Recruitment and Placement of Seafarers Convention, 1996
- Date of adoption: October 22, 1996
- Date in force: April 22, 2000
- Classification: Seafarers
- Subject: Seafarers
- Previous: Labour Inspection (Seafarers) Convention, 1996
- Next: Seafarers' Hours of Work and the Manning of Ships Convention, 1996

= Recruitment and Placement of Seafarers Convention, 1996 =

International Labour Organization Convention

Recruitment and Placement of Seafarers Convention, 1996 is an International Labour Organization Convention.

It was established in 1996, with the preamble stating:

Recalling the entry into force of the United Nations Convention on the Law of the Sea, 1982, on 16 November 1994, and

Having decided upon the adoption of certain proposals with regard to the revision of the Placing of Seamen Convention, 1920, ..

== Ratifications==
As of 2022, the convention had been ratified by 10 states. However, all have subsequently denounced it.
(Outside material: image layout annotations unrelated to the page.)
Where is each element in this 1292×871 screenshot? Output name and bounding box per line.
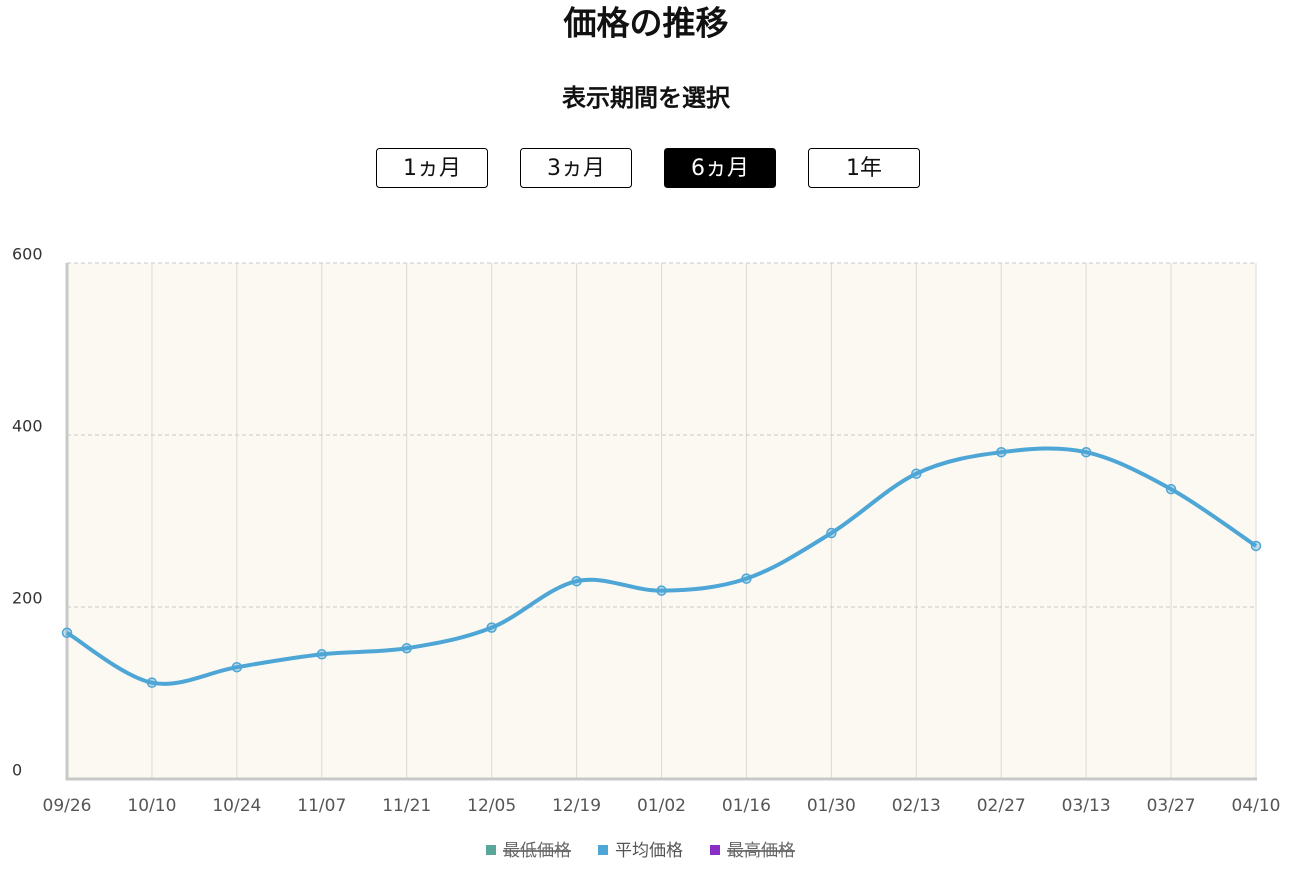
point[interactable] (995, 446, 1007, 458)
period-button[interactable]: 1ヵ月 (376, 148, 488, 188)
y-tick-label: 0 (12, 761, 22, 780)
button-label[interactable]: 3ヵ月 (547, 156, 605, 181)
button-label[interactable]: 1年 (846, 156, 882, 181)
x-tick-label: 10/10 (127, 796, 176, 816)
x-tick-label: 01/16 (722, 796, 771, 816)
point[interactable] (1250, 540, 1262, 552)
line (65, 446, 1258, 686)
point[interactable] (741, 573, 752, 584)
y-tick-label: 200 (12, 589, 43, 608)
period-button[interactable]: 6ヵ月 (664, 148, 776, 188)
point[interactable] (656, 585, 667, 596)
point[interactable] (826, 527, 837, 539)
x-tick-label: 03/27 (1147, 796, 1196, 816)
point[interactable] (231, 661, 243, 673)
legend-label[interactable]: 最低価格 (503, 841, 571, 861)
x-tick-label: 01/02 (637, 796, 686, 816)
period-buttons: 1ヵ月 3ヵ月 6ヵ月 1年 (376, 148, 920, 188)
period-button[interactable]: 1年 (808, 148, 920, 188)
x-tick-label: 12/05 (467, 796, 516, 816)
button-label[interactable]: 1ヵ月 (403, 156, 461, 181)
legend-swatch[interactable] (486, 845, 496, 855)
button-box[interactable] (520, 148, 632, 188)
point[interactable] (571, 575, 582, 587)
button-label[interactable]: 6ヵ月 (691, 156, 749, 181)
point[interactable] (1165, 483, 1177, 495)
legend-swatch[interactable] (598, 845, 608, 855)
point[interactable] (486, 622, 497, 633)
point[interactable] (1080, 446, 1092, 458)
point[interactable] (911, 468, 922, 479)
x-tick-label: 02/27 (977, 796, 1026, 816)
point[interactable] (401, 643, 412, 654)
x-tick-label: 04/10 (1232, 796, 1281, 816)
legend-label[interactable]: 最高価格 (727, 841, 795, 861)
point[interactable] (146, 677, 158, 688)
x-tick-label: 11/07 (297, 796, 346, 816)
x-tick-label: 09/26 (43, 796, 92, 816)
legend-swatch[interactable] (710, 845, 720, 855)
button-box[interactable] (664, 148, 776, 188)
x-tick-label: 03/13 (1062, 796, 1111, 816)
x-tick-label: 11/21 (382, 796, 431, 816)
x-tick-label: 10/24 (212, 796, 261, 816)
legend-item[interactable]: 平均価格 (598, 841, 683, 861)
point[interactable] (61, 627, 73, 639)
legend-label[interactable]: 平均価格 (615, 841, 683, 861)
chart-title: 価格の推移 (563, 4, 729, 43)
y-tick-label: 600 (12, 245, 43, 264)
legend-item[interactable]: 最高価格 (710, 841, 795, 861)
x-tick-label: 01/30 (807, 796, 856, 816)
selector-label: 表示期間を選択 (562, 84, 731, 112)
button-box[interactable] (376, 148, 488, 188)
x-tick-label: 12/19 (552, 796, 601, 816)
legend-item[interactable]: 最低価格 (486, 841, 571, 861)
legend: 最低価格 平均価格 最高価格 (486, 841, 795, 861)
period-button[interactable]: 3ヵ月 (520, 148, 632, 188)
button-box[interactable] (808, 148, 920, 188)
y-tick-label: 400 (12, 417, 43, 436)
plot (61, 446, 1262, 688)
point[interactable] (316, 649, 328, 660)
x-tick-label: 02/13 (892, 796, 941, 816)
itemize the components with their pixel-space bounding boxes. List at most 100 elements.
== Recruitment and Placement of Seafarers Convention and COVID-19==
The International Labour Organisation (ILO), taking into account the Recruitment and Placement of Seafarers Convention, called on governments to immediately adopt possible measures in the interests of seafarers and to take steps to minimize the risk of COVID-19 virus infection.
The ILO Memorandum sought to coordinate the International Maritime Organisation (IMO) and World Health Organization(WHO) action strategies to prevent the spread of COVID-19.